I wrote about it at the time and Bass was none too happy with me, confronting me on the assembly floor, claiming that the money she loaned her campaign was from an inheritance. I responded that cash is fungible — and further, imagine the outrage if the NRA named me a “Hero of the Second Amendment” and sent me a personal $25,000 check after I declared I was running for office.
Not Neutral Philanthropy
These massive nonprofit foundations fund advocacy groups that shape policy debates in Sacramento and throughout California. They influence elections indirectly through civic engagement and “nonpartisan” mobilization and build pipelines for aligned leaders.
The foundations operate with minimal oversight, interpreting their charters expansively while ordinary Californians struggle with housing costs, crime, and a health-care system shaped, above all, by ideology not delivery.
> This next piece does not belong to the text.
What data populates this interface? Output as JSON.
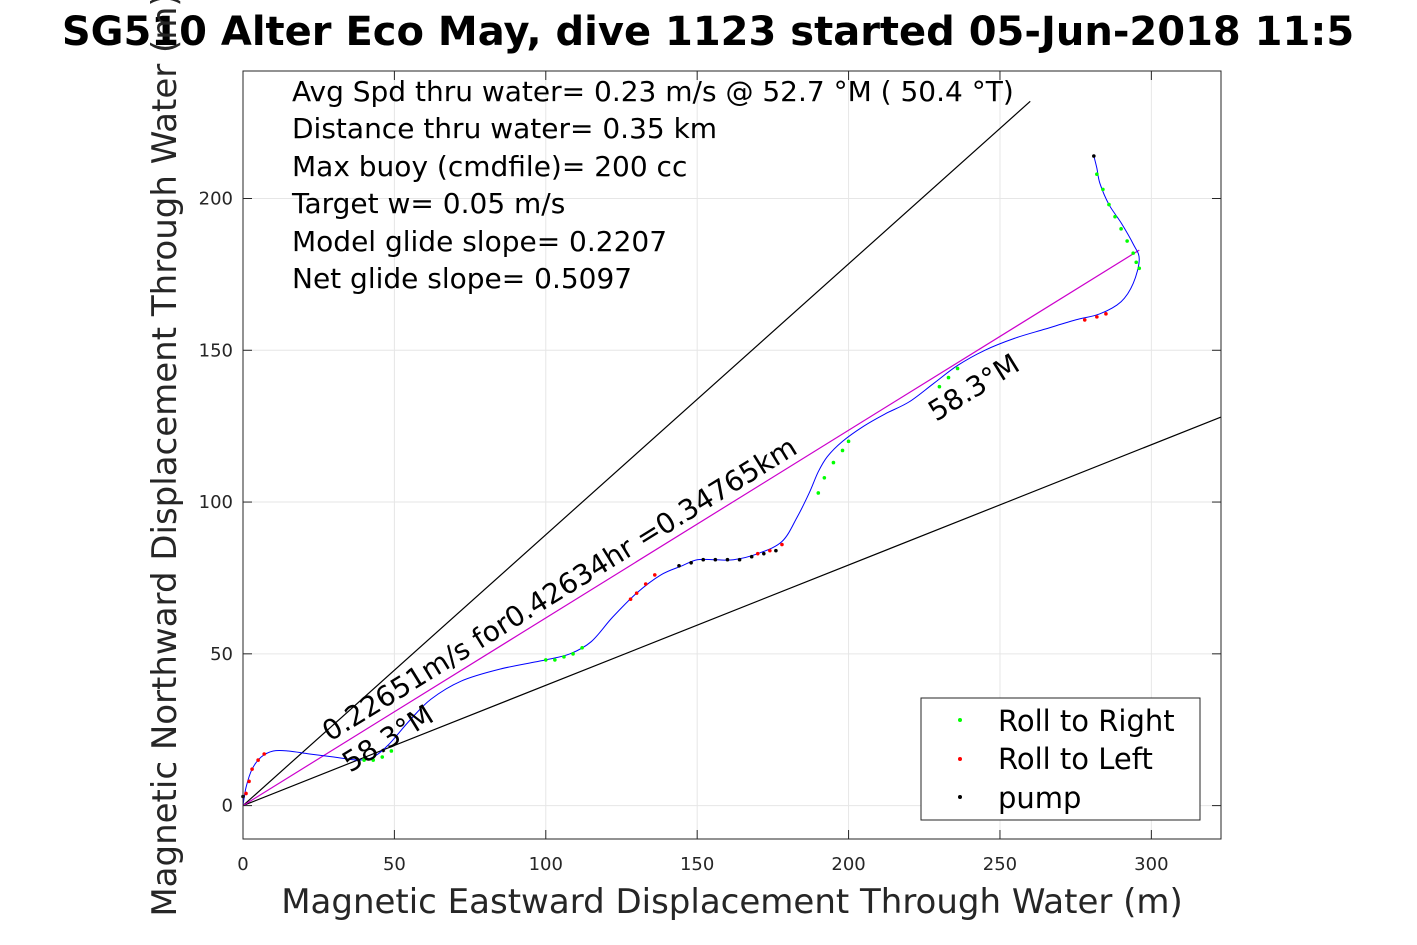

Taxpayers and even energetic and knowledgeable federal prosecutors such as U.S. Attorney for the Central District of California Bill Essayli, a former California Assembly member, should force accountability: a return to core missions of actual health-care services rather than subsidizing the advocacy machine that contributes to keeping California locked in one-party rule and policy insanity.
Without reform, these entities will continue quietly shaping the state’s future — deep in the political trenches, instead of at the bedside or in a clinic.